General topic of our research is the investigation of protein-ligand interactions by means of computer-based methods. Our work may be divided in application projects on the one hand and methods development on the other.
In application projects, methods such as docking, scoring and molecular dynamics (MD) simulations are used to analyse protein-ligand complexes, to support the interpretation of experimental results, and to establish hypotheses regarding structural and energetic aspects of the interactions. In cases where finding new ligands is the immediate goal, various approaches for virtual screening of molecular databases are used. A large part of this work serves efforts of ligand design for protein targets of pharmaceutical interest and is, thus, frequently embedded in cooperations with experimental groups.

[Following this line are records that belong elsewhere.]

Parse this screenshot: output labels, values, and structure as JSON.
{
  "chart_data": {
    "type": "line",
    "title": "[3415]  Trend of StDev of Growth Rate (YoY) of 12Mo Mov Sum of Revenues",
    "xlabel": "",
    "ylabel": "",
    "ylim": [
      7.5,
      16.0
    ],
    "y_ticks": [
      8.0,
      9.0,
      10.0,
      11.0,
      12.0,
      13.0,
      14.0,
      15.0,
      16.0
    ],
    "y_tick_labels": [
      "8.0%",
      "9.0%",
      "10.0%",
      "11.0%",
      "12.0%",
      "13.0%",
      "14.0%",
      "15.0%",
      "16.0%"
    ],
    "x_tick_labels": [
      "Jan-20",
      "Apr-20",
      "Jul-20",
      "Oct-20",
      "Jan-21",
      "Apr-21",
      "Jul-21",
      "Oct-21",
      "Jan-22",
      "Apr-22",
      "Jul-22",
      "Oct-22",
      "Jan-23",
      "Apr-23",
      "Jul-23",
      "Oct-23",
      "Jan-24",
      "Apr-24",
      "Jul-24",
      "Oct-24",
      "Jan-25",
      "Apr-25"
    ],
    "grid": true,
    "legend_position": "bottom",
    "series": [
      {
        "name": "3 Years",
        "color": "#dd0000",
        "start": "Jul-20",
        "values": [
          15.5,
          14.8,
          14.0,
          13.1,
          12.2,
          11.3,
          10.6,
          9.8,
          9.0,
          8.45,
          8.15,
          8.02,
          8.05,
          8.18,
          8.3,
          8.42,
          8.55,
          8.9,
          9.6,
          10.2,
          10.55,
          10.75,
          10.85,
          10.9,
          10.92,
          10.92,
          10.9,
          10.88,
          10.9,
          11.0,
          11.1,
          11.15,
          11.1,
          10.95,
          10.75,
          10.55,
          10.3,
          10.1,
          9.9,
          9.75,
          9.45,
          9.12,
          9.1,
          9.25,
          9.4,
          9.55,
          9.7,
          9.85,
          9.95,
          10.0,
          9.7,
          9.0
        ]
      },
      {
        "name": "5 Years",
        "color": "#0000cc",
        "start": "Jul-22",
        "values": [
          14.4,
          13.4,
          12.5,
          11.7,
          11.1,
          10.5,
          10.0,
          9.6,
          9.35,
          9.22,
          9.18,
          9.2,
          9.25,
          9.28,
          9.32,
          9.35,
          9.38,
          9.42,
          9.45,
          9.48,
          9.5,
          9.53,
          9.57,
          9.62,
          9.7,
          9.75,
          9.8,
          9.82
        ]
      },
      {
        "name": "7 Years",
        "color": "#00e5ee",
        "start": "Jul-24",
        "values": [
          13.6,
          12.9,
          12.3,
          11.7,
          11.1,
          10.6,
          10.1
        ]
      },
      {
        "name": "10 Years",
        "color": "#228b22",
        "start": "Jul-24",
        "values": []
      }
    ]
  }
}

Projects of method development are intended to improve and advance existing computational methods in drug design. Although these methods have reached an impressive performance over the last years, a series of problems still persist. For example, the prediction of affinity and other thermodynamic quantities for biomolecular complexes can often not yet be made with sufficient speed and reliability. The conformational flexibility of proteins may well be investigated by time-consuming MD simulations, but consideration of this flexibility in docking, scoring, and virtual screening is still not straightforward. Finally, also the adequate treatment of water and solvation effects in the context of protein-ligand interactions causes major problems. Accordingly, methodically oriented projects aim to make contributions to solve these problems.